Monday, February 11, 2013

Gun Nuts





    When we Americans crank up our gun control fights, we display a marked capacity for cockeyed behavior.  Hear U.S. Senator Mitch McConnell in an email to constituents (we will return later to the salutation's veiled insinuation):
    "Dear Patriot,
    "You and I are literally surrounded.  The gun grabbers in the Senate are about to launch an all-out assault on the Second Amendment.  On your rights.
    "On Your freedom.
    "Just the other night President Obama urged them to act.  And then he went one step further, spelling out 23 executive orders he will take to get your guns."
    The message continues in this vein.  Even by the standards of fear-mongering, this is gamy stuff.  President Obama and his legislative allies have not offered to "grab" anything.  If fair-minded people may consider some particulars debatable -- and some do -- the president's agenda is not extreme. It displays not a whit of contempt for the Constitution. It is a measured attempt to address problems of gun violence.
    Sen.  McConnell, who may face a re-election challenge from the right, has extra reasons for choosing to incite his constituents rather than lead them.  But he is far from being alone in going for red-meat rhetoric on this issue. Images of jack-booted government are common coin among opponents of gun control.
    What prompts these extremes of language and attitude?
     Greed, in some instances.
    Assuming for the sake of argument that the average family has no pressing need of an imitation combat rifle, it is reasonable to ask: Who has a vested interest in protecting the manufacture and sale of imitation combat rifles -- and Saturday night specials, and other dubious weaponry?
    It is reasonable to answer:  People who manufacture and sell dubious weaponry.
    Enter the National Rifle Association, a gun industry lobby posing as a guardian of citizen's rights. Lobbyists who want to keep their jobs must demonstrate clout. The NRA shrinks from no opportunity, however bizarre. Not long ago it buffaloed the Wisconsin legislature away from a proposal to ban loaded firearms from the public galleries of the legislative chambers.
    The NRA is loud and clever on behalf of gun manufacturers. But it also is openly ruthless and, from time to time, downright absurd. (Its website contains an enemies list that includes the YWCA and Pam Dawber, an aging alumna of the '70s TV sitcom Mork and Mindy).  All this for a business that is -- in its sales to civilian markets -- a very small player in the American economy.
    How can one rogue organization command the attention of the whole  country on behalf of a fringe industry?
    It doesn't.  Quite apart from the ranting of the NRA, gun control propsals strike their own chords among Americans.  They raise questions of privacy and property rights in parts of the country where gun ownership is an ordinary and harmless feature of the common culture.
    And they call to mind of one of government's lower habits. Unable -- or unwilling -- to do what they should, officials may simply do whatever they can and pronounce the result sufficient.  Sensible people may conclude that some gun control proposals fit this pattern all too neatly: Unabe to control or deter the violent few, the government settles for the expedient of encumbering the innocent many.  Few of us require an explanation of the old gibe, "Close enough for government work."

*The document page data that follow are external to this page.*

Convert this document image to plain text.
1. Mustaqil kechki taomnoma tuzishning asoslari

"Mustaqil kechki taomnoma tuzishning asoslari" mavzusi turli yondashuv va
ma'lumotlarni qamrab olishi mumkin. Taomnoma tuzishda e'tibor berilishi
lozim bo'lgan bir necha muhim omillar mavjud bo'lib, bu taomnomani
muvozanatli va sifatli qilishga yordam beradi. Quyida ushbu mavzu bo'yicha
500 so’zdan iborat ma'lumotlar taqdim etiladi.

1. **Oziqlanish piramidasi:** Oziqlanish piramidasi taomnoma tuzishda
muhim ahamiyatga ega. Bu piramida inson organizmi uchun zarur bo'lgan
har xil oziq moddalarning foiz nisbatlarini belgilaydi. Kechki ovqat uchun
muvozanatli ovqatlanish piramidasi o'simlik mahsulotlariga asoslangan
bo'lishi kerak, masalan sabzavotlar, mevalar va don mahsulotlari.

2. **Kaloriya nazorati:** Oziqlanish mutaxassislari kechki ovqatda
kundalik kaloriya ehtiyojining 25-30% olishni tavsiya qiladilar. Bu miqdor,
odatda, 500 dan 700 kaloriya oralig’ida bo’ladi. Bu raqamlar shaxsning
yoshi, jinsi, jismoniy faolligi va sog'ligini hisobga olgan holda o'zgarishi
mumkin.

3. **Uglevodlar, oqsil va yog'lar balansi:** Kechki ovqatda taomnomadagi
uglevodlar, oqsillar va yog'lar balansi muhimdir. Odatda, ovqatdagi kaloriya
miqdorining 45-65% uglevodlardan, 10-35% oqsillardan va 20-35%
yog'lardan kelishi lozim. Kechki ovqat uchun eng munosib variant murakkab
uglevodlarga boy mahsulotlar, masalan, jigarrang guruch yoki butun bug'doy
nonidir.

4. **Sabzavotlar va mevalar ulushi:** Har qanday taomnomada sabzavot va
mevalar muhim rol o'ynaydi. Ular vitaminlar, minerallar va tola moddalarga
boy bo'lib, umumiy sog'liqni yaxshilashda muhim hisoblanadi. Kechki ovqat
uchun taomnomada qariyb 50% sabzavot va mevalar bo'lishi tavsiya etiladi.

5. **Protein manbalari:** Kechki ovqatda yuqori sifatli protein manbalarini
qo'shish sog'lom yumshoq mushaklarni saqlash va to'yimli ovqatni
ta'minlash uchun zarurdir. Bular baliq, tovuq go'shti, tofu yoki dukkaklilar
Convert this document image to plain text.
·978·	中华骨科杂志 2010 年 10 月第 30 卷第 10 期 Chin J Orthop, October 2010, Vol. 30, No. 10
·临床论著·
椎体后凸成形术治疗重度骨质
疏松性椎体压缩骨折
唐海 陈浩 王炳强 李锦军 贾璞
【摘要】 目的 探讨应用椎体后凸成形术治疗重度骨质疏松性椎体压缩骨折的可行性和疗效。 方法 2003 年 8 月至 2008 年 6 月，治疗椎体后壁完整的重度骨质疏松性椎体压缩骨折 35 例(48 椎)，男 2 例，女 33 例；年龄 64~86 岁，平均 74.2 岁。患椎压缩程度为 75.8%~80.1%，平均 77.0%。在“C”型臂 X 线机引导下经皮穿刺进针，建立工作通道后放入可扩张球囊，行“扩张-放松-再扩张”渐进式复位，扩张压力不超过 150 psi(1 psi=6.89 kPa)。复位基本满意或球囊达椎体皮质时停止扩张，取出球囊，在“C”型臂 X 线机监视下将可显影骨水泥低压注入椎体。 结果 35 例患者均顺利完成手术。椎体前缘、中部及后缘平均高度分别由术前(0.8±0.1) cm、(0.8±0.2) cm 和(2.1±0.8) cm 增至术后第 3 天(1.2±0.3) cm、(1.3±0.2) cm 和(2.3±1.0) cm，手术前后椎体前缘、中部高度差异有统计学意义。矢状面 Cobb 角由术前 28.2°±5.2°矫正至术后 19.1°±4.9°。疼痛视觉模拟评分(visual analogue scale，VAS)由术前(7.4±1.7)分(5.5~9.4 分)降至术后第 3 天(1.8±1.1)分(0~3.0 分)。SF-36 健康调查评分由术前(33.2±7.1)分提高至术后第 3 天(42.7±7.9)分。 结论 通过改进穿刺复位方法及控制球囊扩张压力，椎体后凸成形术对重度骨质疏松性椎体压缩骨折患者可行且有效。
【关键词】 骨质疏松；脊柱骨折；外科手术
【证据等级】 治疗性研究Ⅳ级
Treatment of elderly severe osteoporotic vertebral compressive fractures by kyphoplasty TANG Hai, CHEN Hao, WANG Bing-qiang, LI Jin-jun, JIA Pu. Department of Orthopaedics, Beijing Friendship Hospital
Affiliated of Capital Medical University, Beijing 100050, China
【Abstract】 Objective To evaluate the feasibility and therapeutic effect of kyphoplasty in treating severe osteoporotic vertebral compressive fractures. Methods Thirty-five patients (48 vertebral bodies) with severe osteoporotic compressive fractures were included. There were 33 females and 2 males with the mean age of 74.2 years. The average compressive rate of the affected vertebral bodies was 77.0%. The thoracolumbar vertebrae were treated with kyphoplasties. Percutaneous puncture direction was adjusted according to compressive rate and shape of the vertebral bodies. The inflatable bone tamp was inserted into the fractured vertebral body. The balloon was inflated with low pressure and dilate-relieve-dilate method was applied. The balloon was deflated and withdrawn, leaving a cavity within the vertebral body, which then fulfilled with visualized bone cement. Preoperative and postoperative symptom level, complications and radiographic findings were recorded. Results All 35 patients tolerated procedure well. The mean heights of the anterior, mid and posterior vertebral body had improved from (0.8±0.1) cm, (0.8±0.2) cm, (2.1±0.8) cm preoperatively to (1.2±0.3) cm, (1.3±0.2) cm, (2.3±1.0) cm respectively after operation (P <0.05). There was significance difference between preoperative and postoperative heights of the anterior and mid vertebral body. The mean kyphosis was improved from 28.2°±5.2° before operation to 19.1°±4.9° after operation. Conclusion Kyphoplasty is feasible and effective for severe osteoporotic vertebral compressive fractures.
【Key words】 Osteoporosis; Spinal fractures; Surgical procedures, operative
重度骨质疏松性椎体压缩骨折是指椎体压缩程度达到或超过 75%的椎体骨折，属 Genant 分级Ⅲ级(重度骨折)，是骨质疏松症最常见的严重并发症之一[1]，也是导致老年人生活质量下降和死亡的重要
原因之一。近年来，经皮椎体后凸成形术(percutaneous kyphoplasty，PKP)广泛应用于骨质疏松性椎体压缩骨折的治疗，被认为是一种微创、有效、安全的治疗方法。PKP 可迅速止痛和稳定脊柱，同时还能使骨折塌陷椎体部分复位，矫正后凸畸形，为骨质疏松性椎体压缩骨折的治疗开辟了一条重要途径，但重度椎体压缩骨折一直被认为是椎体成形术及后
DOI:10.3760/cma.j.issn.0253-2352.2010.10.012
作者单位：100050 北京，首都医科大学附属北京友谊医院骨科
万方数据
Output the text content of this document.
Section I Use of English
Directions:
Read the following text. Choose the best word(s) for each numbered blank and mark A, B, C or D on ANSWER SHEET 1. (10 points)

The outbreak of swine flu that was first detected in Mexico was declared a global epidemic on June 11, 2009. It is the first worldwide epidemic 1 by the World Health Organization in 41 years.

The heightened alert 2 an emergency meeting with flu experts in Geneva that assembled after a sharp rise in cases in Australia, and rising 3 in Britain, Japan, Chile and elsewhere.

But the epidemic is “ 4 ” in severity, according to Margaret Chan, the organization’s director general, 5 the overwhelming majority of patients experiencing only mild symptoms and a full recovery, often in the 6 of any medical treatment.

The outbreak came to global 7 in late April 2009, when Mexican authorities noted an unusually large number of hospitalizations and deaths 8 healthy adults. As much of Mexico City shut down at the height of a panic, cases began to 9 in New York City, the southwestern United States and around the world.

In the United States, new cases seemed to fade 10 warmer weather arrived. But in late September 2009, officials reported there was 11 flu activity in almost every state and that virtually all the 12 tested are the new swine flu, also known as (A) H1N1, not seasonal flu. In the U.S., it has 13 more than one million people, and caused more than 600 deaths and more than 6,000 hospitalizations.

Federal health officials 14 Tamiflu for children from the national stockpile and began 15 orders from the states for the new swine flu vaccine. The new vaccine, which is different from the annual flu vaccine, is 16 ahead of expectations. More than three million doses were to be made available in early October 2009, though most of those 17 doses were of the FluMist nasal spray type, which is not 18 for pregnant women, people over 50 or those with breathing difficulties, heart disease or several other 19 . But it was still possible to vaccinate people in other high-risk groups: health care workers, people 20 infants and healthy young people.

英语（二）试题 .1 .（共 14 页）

     Even so, reasonable and promising gun control measures are available for the taking.  They may suffer in public debate precisely to the degree that they are not extreme. Measured voices are difficult to hear in a storm of shouting.
    Nowadays, wild-eyed gun advocates are gladly sheltering in the larger right-wing assault on Obama administration policies and on President Obama personally.  (The NRA sponsored an ad calling the president "elitist" and caricaturing the protective measures required by law for his young daughters.)
    In this lamentable context, Sen. McConnell sets out to lather up the home folks.  He and those who agree with him are "patriots."  People who disagree with him are -- well, something else.
    We may be reminded of the 18th Century sage Samuel Johnson.  He said:
    "Patriotism is the last refuge of a scoundrel."